The size of an empty array in generated code might be different from its size in MATLAB source code. See Incompatibility with MATLAB in Determining Size of Empty Arrays.
Deleting all elements of an array results in an empty array. The size of this empty array in generated code might differ from its size in MATLAB source code.
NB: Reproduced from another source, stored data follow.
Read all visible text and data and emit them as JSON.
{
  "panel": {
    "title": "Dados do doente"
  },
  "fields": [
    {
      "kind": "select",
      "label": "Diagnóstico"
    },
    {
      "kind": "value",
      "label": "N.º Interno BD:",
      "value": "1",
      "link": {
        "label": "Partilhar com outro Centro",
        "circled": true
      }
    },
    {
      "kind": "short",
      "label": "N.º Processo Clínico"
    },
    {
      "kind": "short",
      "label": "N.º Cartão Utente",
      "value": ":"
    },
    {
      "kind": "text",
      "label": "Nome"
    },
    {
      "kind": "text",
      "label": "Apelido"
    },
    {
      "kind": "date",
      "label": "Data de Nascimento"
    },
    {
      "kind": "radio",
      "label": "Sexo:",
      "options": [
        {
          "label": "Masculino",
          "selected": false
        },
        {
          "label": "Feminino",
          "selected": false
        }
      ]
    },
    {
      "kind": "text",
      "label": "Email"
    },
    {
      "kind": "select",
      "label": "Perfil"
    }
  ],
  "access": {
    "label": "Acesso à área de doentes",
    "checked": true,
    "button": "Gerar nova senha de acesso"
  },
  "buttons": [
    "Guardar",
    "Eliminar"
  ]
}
Case | Example Code | Size of Empty Array in MATLAB | Size of Empty Array in Generated Code |
---|---|---|---|
Delete all elements of an m-by-n
array by using the colon operator (: ). | coder.varsize('X',[4,4],[1,1]);
X = zeros(2);
X(:) = [];
| 0-by-0 | 1-by-0 |
Delete all elements of a row
vector by using the colon operator (: ). | coder.varsize('X',[1,4],[0,1]);
X = zeros(1,4);
X(:) = []; | 0-by-0 | 1-by-0 |
Delete all elements of a column
vector by using the colon operator (: ). | coder.varsize('X',[4,1],[1,0]);
X = zeros(4,1);
X(:) = []; | 0-by-0 | 0-by-1 |
Delete all elements of a column vector by deleting one element at a time. | coder.varsize('X',[4,1],[1,0]); X = zeros(4,1); for i = 1:4 X(1)= []; end | 1-by-0 | 0-by-1 |
The generated code might not produce the same floating-point numerical results as MATLAB in the following situations:
When computer hardware uses extended precision registers
The generated code might not produce exactly the same pattern
of NaN
and inf
values as MATLAB code
when these values are mathematically meaningless. For example, if MATLAB output
contains a NaN
, output from the generated code
should also contain a NaN
, but not necessarily
in the same place.
The coder.target
function returns different
values in MATLAB than in the generated code. The intent is to
help you determine whether your function is executing in MATLAB or
has been compiled for a simulation or code generation target. See coder.target
.
Before code generation, at class loading time, MATLAB computes class initial values. The code generator uses the value that MATLAB computes. It does not recompute the initial value. If the initialization uses a function call to compute the initial value, the code generator does not execute this function. If the function modifies a global state, for example, a persistent variable, code generator might provide a different initial value than MATLAB. For more information, see Defining Class Properties for Code Generation.
See Incompatibilities with MATLAB in Variable-Size Support for Code Generation.